Over at the Wages of Wins Journal (one of my favorite NBA blogs), there is a raging debate on the value of coaches. The general premise of Arturo Galletti’s post is that coaches in the NBA only matter in one regard: allocating playing time. Every other facet, like when you hear that a coach is making the team “tougher”, or is a “players coach”, doesn’t mean a thing. Their only value is determining which players see the floor, and which ride the pine.
I also believe that coaches add very little value to a team. Time after time it is shown that best way to predict how a team will perform is to look at the past statistics of the players: they are a much better indicator of a team’s strength then anything having to do with the coach. I want to take Arturo’s point a little bit farther though. In arguing that a coach’s main impact is allocating minutes, he implies that the allocation of minutes is an important consideration in whether a team wins or not. I know this sounds ludicrous, but I am suggesting that allocating minutes properly to the best players on the team, while important, doesn’t matter too much.

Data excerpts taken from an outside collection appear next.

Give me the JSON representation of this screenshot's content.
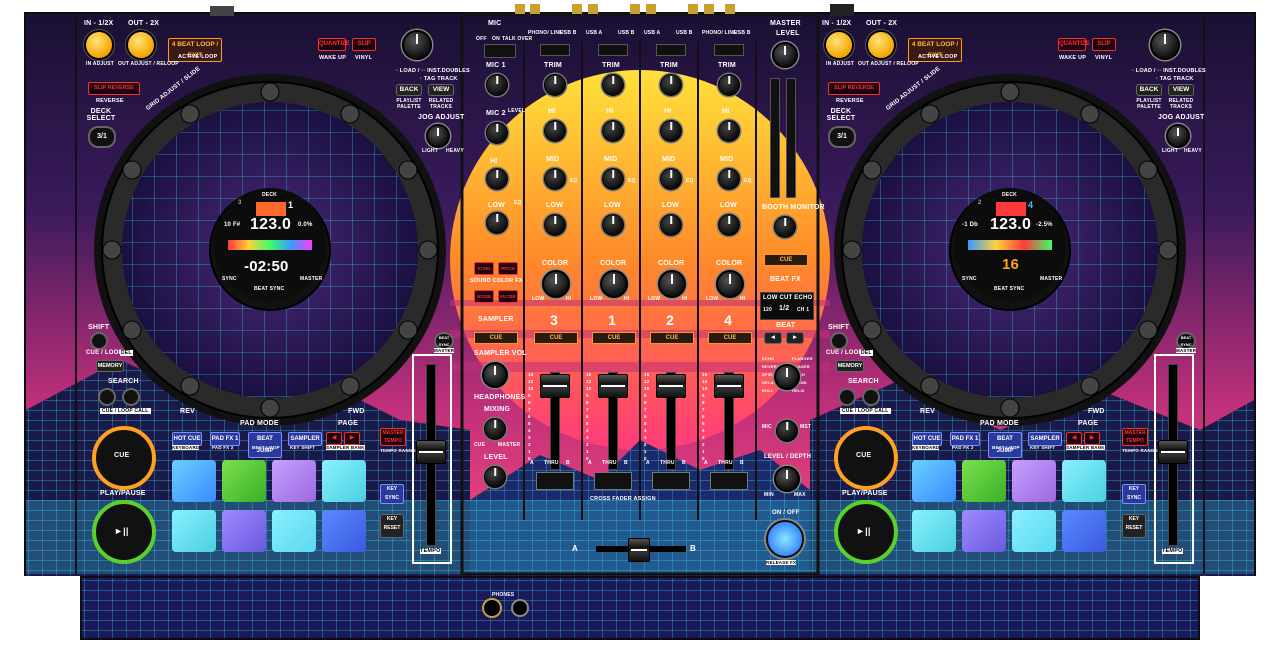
{
  "colors": {
    "accent_red": "#ff2a2a",
    "accent_orange": "#ff9a1a",
    "grid_cyan": "#3de8ff",
    "sun_yellow": "#ffd23a",
    "magenta": "#e0308a"
  },
  "left_deck": {
    "in_label": "IN - 1/2X",
    "out_label": "OUT - 2X",
    "beat_loop": "4 BEAT LOOP / EXIT",
    "in_adjust": "IN ADJUST",
    "out_adjust": "OUT ADJUST / RELOOP",
    "active_loop": "ACTIVE LOOP",
    "quantize": "QUANTIZE",
    "slip": "SLIP",
    "wake_up": "WAKE UP",
    "vinyl": "VINYL",
    "slip_reverse": "SLIP REVERSE",
    "reverse": "REVERSE",
    "load_text": "· LOAD / ·· INST.DOUBLES",
    "tag_track": "· TAG TRACK",
    "back": "BACK",
    "view": "VIEW",
    "playlist_palette": "PLAYLIST PALETTE",
    "related_tracks": "RELATED TRACKS",
    "deck_select": "DECK SELECT",
    "deck_num": "3/1",
    "jog_adjust": "JOG ADJUST",
    "light": "LIGHT",
    "heavy": "HEAVY",
    "grid_adjust": "GRID ADJUST / SLIDE",
    "shift": "SHIFT",
    "cue_loop": "CUE / LOOP",
    "del": "DEL",
    "memory": "MEMORY",
    "search": "SEARCH",
    "cue_loop_call": "CUE / LOOP CALL",
    "rev": "REV",
    "fwd": "FWD",
    "pad_mode": "PAD MODE",
    "page": "PAGE",
    "hot_cue": "HOT CUE",
    "pad_fx1": "PAD FX 1",
    "beat_jump": "BEAT JUMP",
    "sampler": "SAMPLER",
    "keyboard": "KEYBOARD",
    "pad_fx2": "PAD FX 2",
    "beat_loop_mode": "BEAT LOOP",
    "key_shift": "KEY SHIFT",
    "sampler_bank": "SAMPLER BANK",
    "master_tempo": "MASTER TEMPO",
    "tempo_range": "TEMPO RANGE",
    "cue": "CUE",
    "play_pause": "PLAY/PAUSE",
    "key_sync": "KEY SYNC",
    "key_reset": "KEY RESET",
    "tempo": "TEMPO",
    "beat_sync": "BEAT SYNC",
    "master": "MASTER",
    "jog_display": {
      "deck_label": "DECK",
      "deck_num": "1",
      "deck_other": "3",
      "bpm": "123.0",
      "key": "10 F#",
      "pitch": "0.0%",
      "time": "-02:50",
      "sync": "SYNC",
      "beat_sync": "BEAT SYNC",
      "master": "MASTER"
    }
  },
  "right_deck": {
    "deck_num": "3/1",
    "jog_display": {
      "deck_label": "DECK",
      "deck_num": "4",
      "deck_other": "2",
      "bpm": "123.0",
      "key": "-1 Db",
      "pitch": "-2.5%",
      "loop": "16",
      "sync": "SYNC",
      "beat_sync": "BEAT SYNC",
      "master": "MASTER"
    }
  },
  "mixer": {
    "mic": "MIC",
    "mic_switch": [
      "OFF",
      "ON",
      "TALK OVER"
    ],
    "mic1": "MIC 1",
    "mic2": "MIC 2",
    "level": "LEVEL",
    "hi": "HI",
    "low": "LOW",
    "eq": "EQ",
    "echo": "ECHO",
    "pitch": "PITCH",
    "noise": "NOISE",
    "filter": "FILTER",
    "sound_color_fx": "SOUND COLOR FX",
    "sampler": "SAMPLER",
    "cue": "CUE",
    "sampler_vol": "SAMPLER VOL",
    "headphones": "HEADPHONES",
    "mixing": "MIXING",
    "master_label": "MASTER",
    "input_phono": [
      "PHONO/ LINE",
      "USB B"
    ],
    "input_usb": [
      "USB A",
      "LINE",
      "USB B"
    ],
    "trim": "TRIM",
    "mid": "MID",
    "color": "COLOR",
    "channels": [
      "3",
      "1",
      "2",
      "4"
    ],
    "booth_monitor": "BOOTH MONITOR",
    "beat_fx": "BEAT FX",
    "fx_display": {
      "title": "LOW CUT ECHO",
      "bpm": "120",
      "beat": "1/2",
      "ch": "CH 1"
    },
    "beat": "BEAT",
    "fx_list": [
      "ECHO",
      "REVERB",
      "SPIRAL",
      "DELAY",
      "ROLL",
      "FLANGER",
      "PHASER",
      "PITCH",
      "TRANS",
      "HELIX"
    ],
    "mic_mst": [
      "MIC",
      "MST"
    ],
    "level_depth": "LEVEL / DEPTH",
    "min": "MIN",
    "max": "MAX",
    "on_off": "ON / OFF",
    "release_fx": "RELEASE FX",
    "cross_fader_assign": "CROSS FADER ASSIGN",
    "thru": "THRU",
    "a": "A",
    "b": "B",
    "phones": "PHONES",
    "meter": [
      "15",
      "12",
      "10",
      "9",
      "8",
      "7",
      "6",
      "5",
      "4",
      "3",
      "2",
      "1",
      "0"
    ],
    "meter_vu": [
      "15",
      "10",
      "6",
      "4",
      "2",
      "1",
      "-3",
      "-6",
      "-9",
      "-12",
      "-15",
      "-18",
      "-24"
    ]
  }
}
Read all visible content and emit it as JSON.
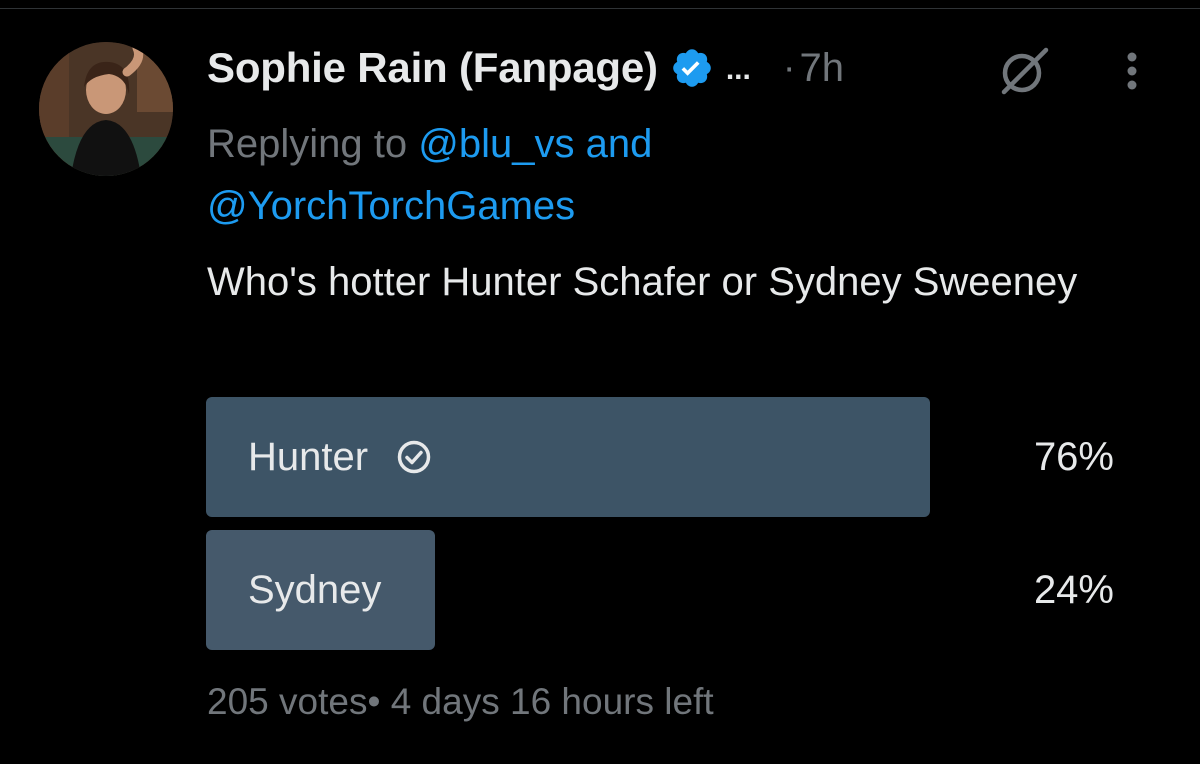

The above chart is simply a graph of two columns of data found in Arturo’s post: the percentage of minutes coaches properly allocated, and the total of a team’s wins produced. You would think that there would be a high correlation between these two numbers: teams that gave minutes to their best players would tend to do better than teams that did not. As it turns out, this correlation isn’t too strong, with an r2 of only 0.39. This means that, roughly speaking, 39% of the total of a team’s wins produced is due to the proper allocation of minutes. That is strong evidence to suggest that minute allocation matters, but equally strong evidence that it doesn’t matter too much. Even if Toronto Raptors coach Jay Triano had allocated his players minutes efficiently last year (instead, he only allocated 3% of his player’s minutes properly, no wonder he got fired), they would still have sucked. The fact is, better minute allocation can’t make up for bad players.